This article provides an updated review of the biosimilar medicines approved for cancer therapy in the European Union (EU). First we discuss the most relevant aspects for the development and approval of biosimilar medicines. We then present the oncological biosimilar drugs currently used, which include epoetins (alpha and zeta), filgrastim, and monoclonal antibodies (rituximab, trastuzumab and bevacizumab). Among the clinical applications of biosimilar medicines, cancer therapy remains the main target area and more approved biosimilars are expected over the next few years, providing cost-effective drugs to more patients.
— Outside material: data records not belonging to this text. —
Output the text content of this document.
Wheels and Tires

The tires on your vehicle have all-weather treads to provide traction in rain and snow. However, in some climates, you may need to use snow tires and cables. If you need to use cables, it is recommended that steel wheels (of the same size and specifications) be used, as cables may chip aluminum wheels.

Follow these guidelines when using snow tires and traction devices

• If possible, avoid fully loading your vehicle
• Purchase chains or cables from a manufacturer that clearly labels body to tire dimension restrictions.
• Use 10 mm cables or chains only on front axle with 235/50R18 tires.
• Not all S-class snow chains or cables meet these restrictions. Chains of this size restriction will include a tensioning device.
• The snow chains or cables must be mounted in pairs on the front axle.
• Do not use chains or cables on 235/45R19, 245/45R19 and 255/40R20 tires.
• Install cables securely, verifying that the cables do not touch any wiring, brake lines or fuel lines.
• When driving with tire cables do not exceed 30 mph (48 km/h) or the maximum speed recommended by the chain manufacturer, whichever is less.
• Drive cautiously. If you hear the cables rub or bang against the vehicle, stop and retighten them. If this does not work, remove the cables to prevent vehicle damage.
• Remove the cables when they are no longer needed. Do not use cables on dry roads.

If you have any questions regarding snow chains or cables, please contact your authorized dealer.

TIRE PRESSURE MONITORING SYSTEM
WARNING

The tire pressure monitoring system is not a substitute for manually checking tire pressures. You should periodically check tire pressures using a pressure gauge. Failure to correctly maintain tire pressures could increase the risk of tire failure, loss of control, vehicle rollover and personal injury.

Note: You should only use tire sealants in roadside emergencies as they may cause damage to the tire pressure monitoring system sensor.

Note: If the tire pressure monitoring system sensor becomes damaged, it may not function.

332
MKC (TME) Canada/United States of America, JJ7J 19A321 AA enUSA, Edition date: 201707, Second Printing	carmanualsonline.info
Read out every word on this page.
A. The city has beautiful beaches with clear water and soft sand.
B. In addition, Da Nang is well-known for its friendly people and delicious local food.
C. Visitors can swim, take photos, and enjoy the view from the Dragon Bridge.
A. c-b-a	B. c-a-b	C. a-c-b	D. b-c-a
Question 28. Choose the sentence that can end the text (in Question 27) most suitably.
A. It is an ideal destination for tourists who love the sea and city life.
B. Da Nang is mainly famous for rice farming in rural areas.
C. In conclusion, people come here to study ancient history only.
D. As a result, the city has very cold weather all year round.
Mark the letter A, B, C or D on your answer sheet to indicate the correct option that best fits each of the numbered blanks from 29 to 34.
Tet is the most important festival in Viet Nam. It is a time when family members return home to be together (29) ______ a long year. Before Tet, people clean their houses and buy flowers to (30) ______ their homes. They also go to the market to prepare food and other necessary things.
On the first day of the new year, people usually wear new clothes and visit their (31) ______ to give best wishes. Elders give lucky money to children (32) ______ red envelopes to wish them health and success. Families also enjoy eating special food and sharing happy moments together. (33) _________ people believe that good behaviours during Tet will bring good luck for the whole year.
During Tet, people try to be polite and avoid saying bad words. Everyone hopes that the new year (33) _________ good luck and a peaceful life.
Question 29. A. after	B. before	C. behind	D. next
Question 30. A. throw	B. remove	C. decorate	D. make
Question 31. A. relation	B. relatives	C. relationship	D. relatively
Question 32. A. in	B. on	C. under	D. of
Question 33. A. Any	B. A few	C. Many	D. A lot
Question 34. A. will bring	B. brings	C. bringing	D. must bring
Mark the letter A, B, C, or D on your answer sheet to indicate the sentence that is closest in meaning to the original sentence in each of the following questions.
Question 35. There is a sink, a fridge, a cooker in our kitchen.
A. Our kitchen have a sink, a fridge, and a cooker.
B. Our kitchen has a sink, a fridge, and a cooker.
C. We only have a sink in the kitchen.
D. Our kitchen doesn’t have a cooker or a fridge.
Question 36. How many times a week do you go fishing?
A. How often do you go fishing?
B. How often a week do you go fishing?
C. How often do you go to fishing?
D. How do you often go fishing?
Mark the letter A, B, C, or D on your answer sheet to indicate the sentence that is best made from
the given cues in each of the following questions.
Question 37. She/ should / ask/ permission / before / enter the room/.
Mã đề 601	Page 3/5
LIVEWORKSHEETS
Furthermore, comprehensive pharmacovigilance studies are going on, monitoring the marketed biosimilars, and providing more feasible information to clinicians regarding the safety and efficacy of these medications.

本文提供了欧盟（EU）批准用于癌症治疗的生物仿制药的最新综述。首先，我们讨论与生物仿制药有关的最相关方面。然后，我们介绍了目前使用的肿瘤生物仿制药，包括依泊汀（alpha和zeta），非格司亭和单克隆抗体（利妥昔单抗，曲妥珠单抗和贝伐单抗）。在生物仿制药的临床应用中，癌症治疗仍然是主要目标领域，并且在未来几年中有望获得更多批准的生物仿制药，从而为更多患者提供具有成本效益的药物。此外，正在进行全面的药物警戒研究，监测市售的生物仿制药，并向临床医生提供有关这些药物的安全性和有效性的更可行的信息。